Funktionspunkt-Analyse wird in Krisenzeiten aktuell

14.05.1993

CW: Welches Ziel verfolgt die Funktionspunkt-Analyse?

Rudolph: Ganz simpel ausgedrueckt: Sie soll die Software- Entwicklung kalkulierbar machen. Funktionspunkte erlauben die Messung dessen, was ein Entwickler fuer den Benutzer leistet. Sie sind ein Mass fuer den Umfang einer Entwicklung. Entwicklungsprojekte werden vergleichbar. Mit Funktionspunkten laesst sich nachweisen, vor welcher Anzahl von Software- Entwicklungsproblemen der Benutzer die DV-Abteilung mit seinen Anforderungen steht und wie effektiv diese geloest werden.

CW: Wie erhaelt man die Masseinheit eines Funktionspunktes?
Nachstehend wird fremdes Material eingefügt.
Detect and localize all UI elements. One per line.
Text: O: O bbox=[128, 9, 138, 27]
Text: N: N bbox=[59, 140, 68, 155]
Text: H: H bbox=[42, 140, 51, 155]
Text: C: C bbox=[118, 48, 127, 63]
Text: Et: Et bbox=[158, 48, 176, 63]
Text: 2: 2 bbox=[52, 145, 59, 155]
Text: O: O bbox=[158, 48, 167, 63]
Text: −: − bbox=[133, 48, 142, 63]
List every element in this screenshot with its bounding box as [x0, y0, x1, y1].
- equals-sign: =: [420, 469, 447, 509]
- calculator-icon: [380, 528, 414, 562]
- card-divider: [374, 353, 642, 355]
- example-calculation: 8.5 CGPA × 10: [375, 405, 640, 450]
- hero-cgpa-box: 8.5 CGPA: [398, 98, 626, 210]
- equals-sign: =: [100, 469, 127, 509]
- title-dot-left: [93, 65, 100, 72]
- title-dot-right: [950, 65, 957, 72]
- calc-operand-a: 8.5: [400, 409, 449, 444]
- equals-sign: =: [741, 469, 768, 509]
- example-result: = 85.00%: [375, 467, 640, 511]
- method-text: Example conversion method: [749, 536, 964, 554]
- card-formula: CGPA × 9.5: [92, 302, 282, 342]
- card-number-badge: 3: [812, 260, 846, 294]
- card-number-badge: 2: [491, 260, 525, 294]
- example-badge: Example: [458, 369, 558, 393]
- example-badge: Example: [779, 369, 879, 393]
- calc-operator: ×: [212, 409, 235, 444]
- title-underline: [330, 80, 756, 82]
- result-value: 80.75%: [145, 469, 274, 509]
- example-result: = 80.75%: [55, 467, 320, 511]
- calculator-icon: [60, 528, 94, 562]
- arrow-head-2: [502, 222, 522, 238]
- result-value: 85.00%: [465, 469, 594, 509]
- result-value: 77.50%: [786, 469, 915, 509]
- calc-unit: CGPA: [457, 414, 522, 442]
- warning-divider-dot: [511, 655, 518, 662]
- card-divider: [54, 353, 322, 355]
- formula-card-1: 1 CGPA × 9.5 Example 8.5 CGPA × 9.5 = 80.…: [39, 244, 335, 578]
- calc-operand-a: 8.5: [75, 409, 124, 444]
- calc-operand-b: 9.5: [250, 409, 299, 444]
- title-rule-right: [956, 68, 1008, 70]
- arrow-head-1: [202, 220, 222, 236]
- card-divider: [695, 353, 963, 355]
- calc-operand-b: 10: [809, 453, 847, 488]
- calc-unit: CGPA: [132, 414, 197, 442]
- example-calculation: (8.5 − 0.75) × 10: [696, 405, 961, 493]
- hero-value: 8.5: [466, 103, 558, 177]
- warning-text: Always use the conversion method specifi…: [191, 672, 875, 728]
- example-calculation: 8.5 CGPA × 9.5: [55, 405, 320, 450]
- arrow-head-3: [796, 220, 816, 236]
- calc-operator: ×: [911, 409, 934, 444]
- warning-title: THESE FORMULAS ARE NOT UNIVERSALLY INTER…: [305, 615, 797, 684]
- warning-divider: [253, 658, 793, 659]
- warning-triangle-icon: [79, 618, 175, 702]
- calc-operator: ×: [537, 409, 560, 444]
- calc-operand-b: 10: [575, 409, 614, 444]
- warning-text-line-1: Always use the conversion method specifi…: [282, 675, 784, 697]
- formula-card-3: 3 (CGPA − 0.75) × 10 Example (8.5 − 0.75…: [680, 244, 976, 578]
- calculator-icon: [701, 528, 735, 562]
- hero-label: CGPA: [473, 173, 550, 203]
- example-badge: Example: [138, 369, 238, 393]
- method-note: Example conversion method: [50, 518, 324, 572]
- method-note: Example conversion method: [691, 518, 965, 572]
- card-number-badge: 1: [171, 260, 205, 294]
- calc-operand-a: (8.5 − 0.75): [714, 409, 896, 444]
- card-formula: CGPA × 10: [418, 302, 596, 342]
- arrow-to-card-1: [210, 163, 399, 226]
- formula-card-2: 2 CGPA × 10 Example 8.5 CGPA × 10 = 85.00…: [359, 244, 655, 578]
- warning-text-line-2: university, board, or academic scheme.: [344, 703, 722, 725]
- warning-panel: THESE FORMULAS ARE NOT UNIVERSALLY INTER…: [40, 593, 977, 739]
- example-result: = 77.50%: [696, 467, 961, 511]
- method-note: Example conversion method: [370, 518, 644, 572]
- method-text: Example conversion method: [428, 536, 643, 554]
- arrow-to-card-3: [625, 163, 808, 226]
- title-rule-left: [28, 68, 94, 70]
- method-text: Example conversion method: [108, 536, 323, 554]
Rudolph: Es gibt aus Benutzersicht fuenf Vorgaenge, fuer die Punkte vergeben werden: erstens Geschaeftsvorgaenge ins System eingeben, zweitens Geschaeftsinformationen herausbekommen, drittens die direkte Abfrage von Dateninhalten, viertens Geschaeftsdaten im System speichern und fuenftens an Geschaeftsdaten anderer Systeme herankommen. Aus diesen fuenf Typen setzt sich jedes Informationssystem zusammen. Jeder Typ erhaelt je nach definiertem Komplexitaetsgrad (einfach, mittel, hoch, Anm. der Red.) eine bestimmte Anzahl von Punkten. So laesst sich etwa die Funktion Eingabe, egal fuer welche Branche, eindeutig festlegen und entsprechend mit Punkten versehen.

CW: Dieses funktionale Verfahren klingt sehr einfach - wird es der Komplexitaet einer professionellen Software-Entwicklung gerecht?

Rudolph: Die Funktionspunkt-Analyse setzt am Anfang des Entwicklungszyklus ein, naemlich dort, wo eine Anforderung formuliert und das Pflichtenheft erstellt wird. Das ist entscheidend, sie wird dort interessant, wo jemand sagt: "Dieses Programm will ich haben, was soll es kosten?" Mit diesem Verfahren und dem Vergleich zu eigenen oder fremden Erfahrungen laesst sich relativ sicher angeben, wieviel eine Entwicklung kosten wird, wie lange sie dauert - und warum sie so lange dauert.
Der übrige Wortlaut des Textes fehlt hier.